TradingKey - Em 8 de junho, as tensões no conflito com o Irã esfriaram abruptamente, e ambos os principais contratos futuros de petróleo bruto caíram. Os futuros do petróleo WTI recuaram brevemente para o nível de cerca de US$ 90. Até o fechamento desta edição, registravam alta de 0,86%, a US$ 91,32, enquanto os futuros do petróleo Brent subiam 1,65%, para US$ 94,63.

【Fonte: Futubull】
No cenário de notícias, o Ministério das Relações Exteriores do Irã confirmou que os militares iranianos cessaram seus ataques contra Israel, mas alertou que as hostilidades seriam retomadas se as Forças de Defesa de Israel continuarem as operações militares no Líbano.
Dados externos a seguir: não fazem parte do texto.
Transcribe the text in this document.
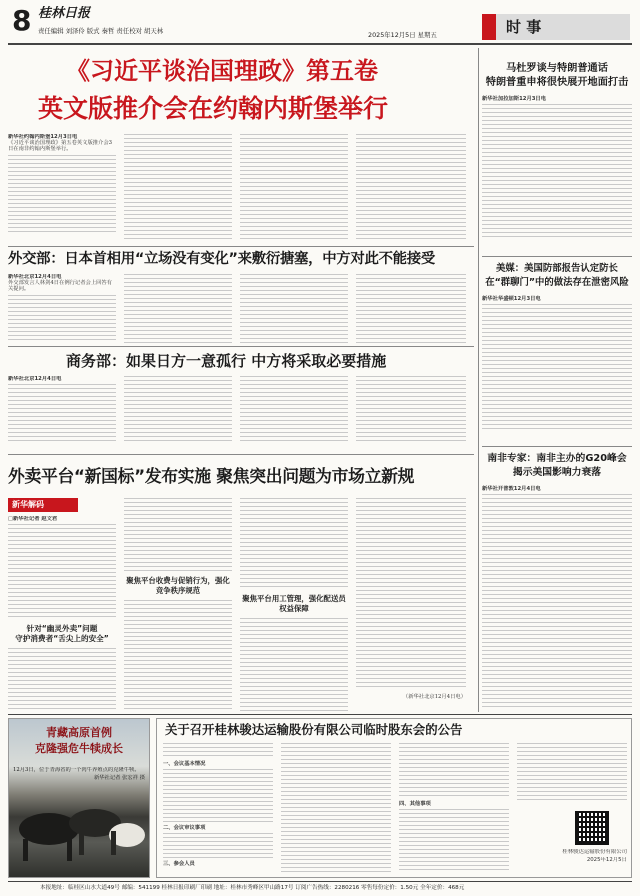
8 桂林日报
责任编辑 刘泽伶 版式 秦哲 责任校对 胡天林	2025年12月5日 星期五	时 事
《习近平谈治国理政》第五卷
英文版推介会在约翰内斯堡举行
新华社约翰内斯堡12月3日电
《习近平谈治国理政》第五卷英文版推介会3日在南非约翰内斯堡举行。
外交部：日本首相用“立场没有变化”来敷衍搪塞，中方对此不能接受
新华社北京12月4日电
外交部发言人林剑4日在例行记者会上回答有关提问。
商务部：如果日方一意孤行 中方将采取必要措施
新华社北京12月4日电
外卖平台“新国标”发布实施 聚焦突出问题为市场立新规
新华解码
□新华社记者 赵文君
针对“幽灵外卖”问题
守护消费者“舌尖上的安全”
聚焦平台收费与促销行为，强化竞争秩序规范
聚焦平台用工管理，强化配送员权益保障
（新华社北京12月4日电）
马杜罗谈与特朗普通话
特朗普重申将很快展开地面打击
新华社加拉加斯12月3日电
美媒：美国防部报告认定防长
在“群聊门”中的做法存在泄密风险
新华社华盛顿12月3日电
南非专家：南非主办的G20峰会
揭示美国影响力衰落
新华社开普敦12月4日电
青藏高原首例
克隆强危牛犊成长
12月3日，位于青海省的一个肉牛养殖点的克隆牛犊。
新华社记者 张宏祥 摄
关于召开桂林骏达运输股份有限公司临时股东会的公告
一、会议基本情况
二、会议审议事项
三、参会人员
四、其他事项
桂林骏达运输股份有限公司
2025年12月5日
本报地址：临桂区山水大道49号 邮编：541199 桂林日报印刷厂印刷 地址：桂林市秀峰区甲山路17号 订阅广告热线：2280216 零售每份定价：1.50元 全年定价：468元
Irã e Israel lançaram ataques mútuos na noite de domingo, marcando o primeiro conflito desde que um acordo de cessar-fogo foi alcançado entre os EUA e o Irã em abril.
O Irã acusou Israel de múltiplas violações do acordo de cessar-fogo, incluindo um ataque aos subúrbios do sul de Beirute, e posteriormente disparou mísseis contra o norte de Israel; Israel afirmou ter realizado um contra-ataque de larga escala contra os sistemas de defesa estratégica do Irã.
Trump declarou na plataforma de mídia social Truth Social: "Tanto Israel quanto o Irã querem um cessar-fogo imediato! As negociações finais sobre a 'paz' estão em andamento, a menos que sejam prejudicadas por atos ignorantes ou estúpidos. Até que um 'acordo final' seja alcançado, o bloqueio permanecerá em vigor e em pleno efeito."
Vale notar que, embora os atuais conflitos geopolíticos sejam uma variável fundamental que afeta os preços do petróleo, os riscos de oferta além desses fatores continuam a crescer.
No curto prazo, o conflito no Oriente Médio causou um declínio duplo na oferta e demanda de petróleo bruto; no entanto, a oferta está caindo muito mais rápido que a demanda, deixando riscos de alta para os preços do petróleo. O mercado esperava anteriormente uma desescalada, causando uma queda nos preços do petróleo, mas agora parece que as negociações para o acordo nuclear com o Irã não estão à vista. A menos que os países imponham restrições obrigatórias ao petróleo, a escassez de oferta permanece sem solução.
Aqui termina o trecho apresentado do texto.